Weil die Container nicht reichen und das Gerichtsurteil es verbietet, mehr aufzustellen, ist fast jeder freie Platz auf dem Gelände mit Zeltplanen überspannt, dazwischen Säcke, Stoffstücke, für ein bisschen Privatheit. Die Sommerhitze lässt die Luft flirren. Aus einer Zeltgasse stürzt ein Mann auf eine Helferin zu, schreit auf Englisch: «Give me a room.» Die Helferin geht weiter, sagt nichts. Sie heisst Maria, ist Griechin, will Geografie studieren: «Hier kannst du nur arbeiten, wenn du dich daran gewöhnt hast», sagt sie. Sie erzählt von der Schule für Kinder im Camp und davon, dass man etwa 60 unbegleitete Jugendliche nun in einem «geschützten Bereich» im Lager unterbringen konnte. Darauf ist sie ein bisschen stolz.

Ohne Freiwillige läuft nichts

Ein Mädchen, vielleicht drei Jahre alt, sitzt im Staub vor einem Zelt, reibt mit Sand einen leeren Joghurtbecher aus. Kochen ist nicht erlaubt im Camp, das Essen wird angeliefert. Vial wurde wie alle Hotspots vom Militär eingerichtet. Vielleicht wirkt das Camp deshalb, als wäre es in einem Kriegsgebiet gerade erst gebaut worden. Migrationsminister Dimitris Vitsas hat jüngst gesagt, bis Jahresende wolle er die Zuständigkeit vom Militär übernehmen. Er versprach eine enge Zusammenarbeit mit internationalen Akteuren, lokalen Gemeinden und den NGOs.

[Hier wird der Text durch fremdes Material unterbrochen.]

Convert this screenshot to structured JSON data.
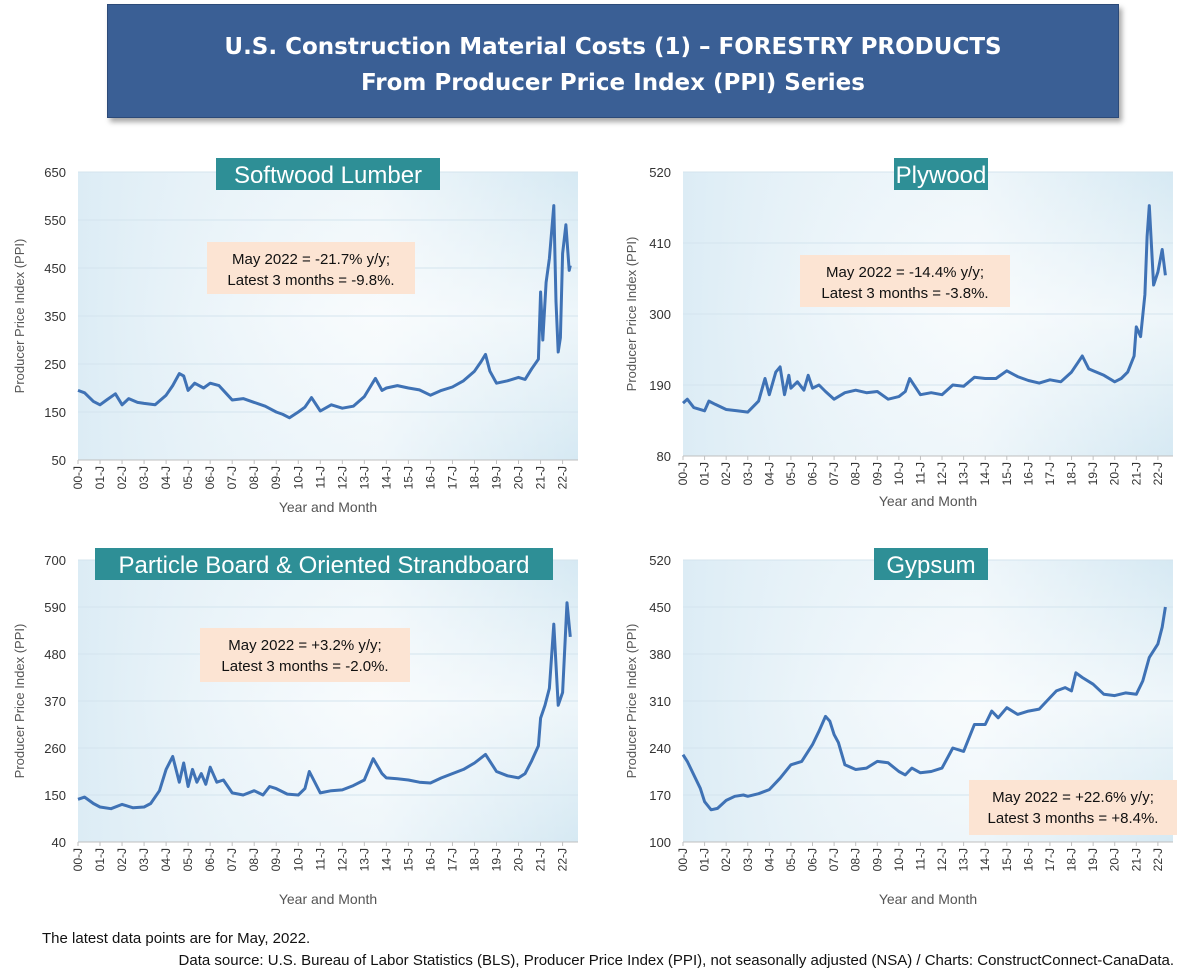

Ohne die Mithilfe der Freiwilligen würde es in Vial noch viel schlimmer aussehen. «Für die Unterstützung sind wir dankbar», sagt Direktorin Danou. Trotzdem trifft man die NGO-Vertreter lieber ausserhalb des Camps, in einem Café in Chios-Stadt. Eine Ärztin sagt, «wenn die Menschen verstehen, dass sie in diesem Camp feststecken, dann sind viele verzweifelt, haben Panikattacken». Einige sagten dann auch: «Ich würde am liebsten zurückkehren.» Ein Helfer sagt, Migranten, die auf Chios ankämen, wüssten oft gar nicht, wo sie gelandet seien. «Es gibt tausend Gerüchte, und viele denken, sie müssten nur zwei Tage hier bleiben.» Kein Schmuggler würde den Flüchtlingen sagen, dass sie von der Insel nicht mehr wegkämen.

Auch Lesbos ist überfüllt

Noch schwieriger als in Chios ist die Lage auf Lesbos. Das Lager Moria ist notorisch überfüllt, 7470 Menschen sind dort zurzeit untergebracht, auf offiziell 3100 Plätzen. Die Spannungen sind hoch, es gibt Auseinandersetzungen unter den Migranten, aber auch mit Inselbewohnern. Jüngst schoss ein 78-jähriger Grieche auf einen 16-jährigen Syrer und verletzte ihn schwer.

Der Migrationsminister will die Asylverfahren auf den Inseln bald auf drei bis vier Monate verkürzen. Auch die zweite Instanz soll schneller arbeiten, und dann sollen auch Flüchtlinge in die Türkei zurück. In der täglichen Tabelle des Ministeriums steht in der Spalte der Rückkehrer in die Türkei meist eine Null.